Bangunan Melanggar Tanpa IMB, Instansi Terkait Tutup Mata Ada apa?
JAKARTA,anekafakta.com,
|Marak sekali bangunan tanpa Izin Mendirikan Bangunan (IMB) di wilayah jakarta barat. apakah ini tanda perlawanan hukum saat PPKM darurat atau diduga ada main belakang dengan instansi terkait, yang notabennya setiap warga indonesia mengalami kelumpuhan ekonomi karena pandemi covid 19 ada pengembang atau pengusaha memanfaatkan kesempatan ini membangun bangunan berbentuk seperti kantor 3 lantai setengah tanpa mengantongi IMB salah satunya di Jalan kresek raya no 8-9 RT.05 RW.013 kelurahan duri kosambi kecamatan cengkareng Jakarta Barat.

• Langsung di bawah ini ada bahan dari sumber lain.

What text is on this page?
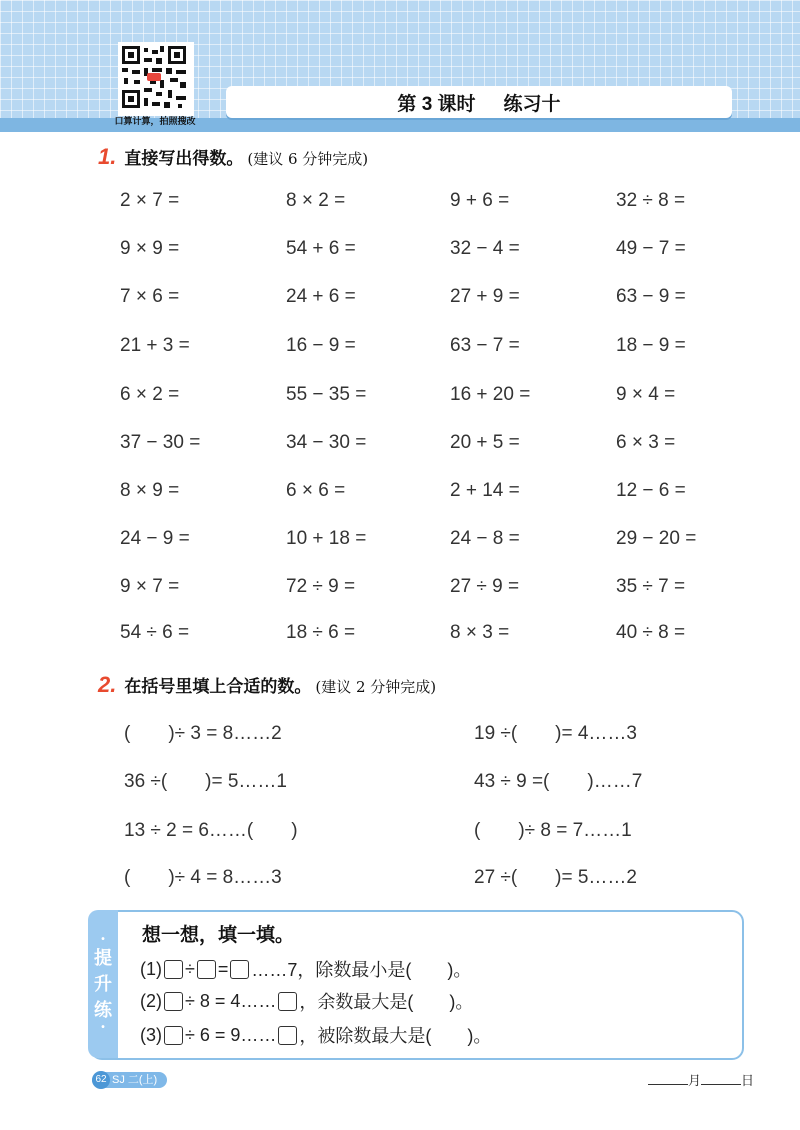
口算计算，拍照搜改
第 3 课时 练习十
1. 直接写出得数。 (建议 6 分钟完成)
2 × 7 =	8 × 2 =	9 + 6 =	32 ÷ 8 =
9 × 9 =	54 + 6 =	32 − 4 =	49 − 7 =
7 × 6 =	24 + 6 =	27 + 9 =	63 − 9 =
21 + 3 =	16 − 9 =	63 − 7 =	18 − 9 =
6 × 2 =	55 − 35 =	16 + 20 =	9 × 4 =
37 − 30 =	34 − 30 =	20 + 5 =	6 × 3 =
8 × 9 =	6 × 6 =	2 + 14 =	12 − 6 =
24 − 9 =	10 + 18 =	24 − 8 =	29 − 20 =
9 × 7 =	72 ÷ 9 =	27 ÷ 9 =	35 ÷ 7 =
54 ÷ 6 =	18 ÷ 6 =	8 × 3 =	40 ÷ 8 =
2. 在括号里填上合适的数。 (建议 2 分钟完成)
(　　)÷ 3 = 8……2	19 ÷(　　)= 4……3
36 ÷(　　)= 5……1	43 ÷ 9 =(　　)……7
13 ÷ 2 = 6……(　　)	(　　)÷ 8 = 7……1
(　　)÷ 4 = 8……3	27 ÷(　　)= 5……2
•
提
升
练
•
想一想，填一填。
(1) ÷ = ……7，除数最小是(　　)。
(2) ÷ 8 = 4…… ，余数最大是(　　)。
(3) ÷ 6 = 9…… ，被除数最大是(　　)。
SJ 二(上)
62	月	日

menurut Alam sebagai ketua korwil Forum Wartawan Jakarta Barat (FWJ) ini sangat disayangkan saat pandemi covid 19 tepatnya Gubernur DKI Jakarta Anis Rasyid Baswedan sedang menggalakan tentang PPKM darurat diduga masih ada oknum oknum anak buah orang nomor satu di DKI Jakarta tersebut ASN atau PNS yg bermain untuk memperkaya dirinya sendiri dalam melindungi bangunan yang salah besar. "Ujar Alam"
"ini salah satu tanda melawan hukum karena IMB adalah produk pemerintah daerah apabila yang melanggar harus ditertibkan lewat pembongkaran dan yang tidak memiliki IMB apa lagi seharusnya bangunan tersebut membayar pajak retribusi terhadap pemerintah daerah dengan ketentuan yang berlaku dengan kelas jalan terhadap fisik bangunan tersebut dan dari pajak tersebut dinikmati untuk warga atau masyarakat Jakarta juga. "pungkasnya"
saya harapkan kepada bapak Gubernur DKI Jakarta mohon dikoreksi kinerja anak buah bapak dalam instansi terkait seperti Cipta Karya Tata Ruang dan Pertanahan dan Satuan Polisi Pamong Praja dua instansi yang diporsikan seolah olah tutup mata dan pembiaran."tutur Alam"
Jika pemilik rumah tidak memenuhi kewajiban persyaratan pembangunan rumah termasuk memiliki IMB, pemilik rumah dalam hal ini dapat dikenai sanksi administratif dikenakan sanksi penghentian sementara sampai dengan diperolehnya izin mendirikan bangunan gedung (Pasal 115 ayat [1] PP 36/2005).
Pemilik bangunan gedung yang tidak memiliki izin mendirikan bangunan gedung dikenakan sanksi perintah pembongkaran (Pasal 115 ayat [2] PP 36/2005).
Selain sanksi administratif, pemilik bangunan juga dapat dikenakan sanksi berupa denda paling banyak 10% dari nilai bangunan yang sedang atau telah dibangun (Pasal 45 ayat [2] UUBG).
Kemudian, bagaimana jika bangunan tersebut sudah terlanjur berdiri tetapi belum memiliki IMB? Berdasarkan Pasal 48 ayat (3) UUBG disebutkan bahwa:
"Bangunan gedung yang telah berdiri, tetapi belum memiliki izin mendirikan bangunan pada saat undang-undang ini diberlakukan, untuk memperoleh izin mendirikan bangunan harus mendapatkan sertifikat laik fungsi berdasarkan ketentuan undang-undang ini."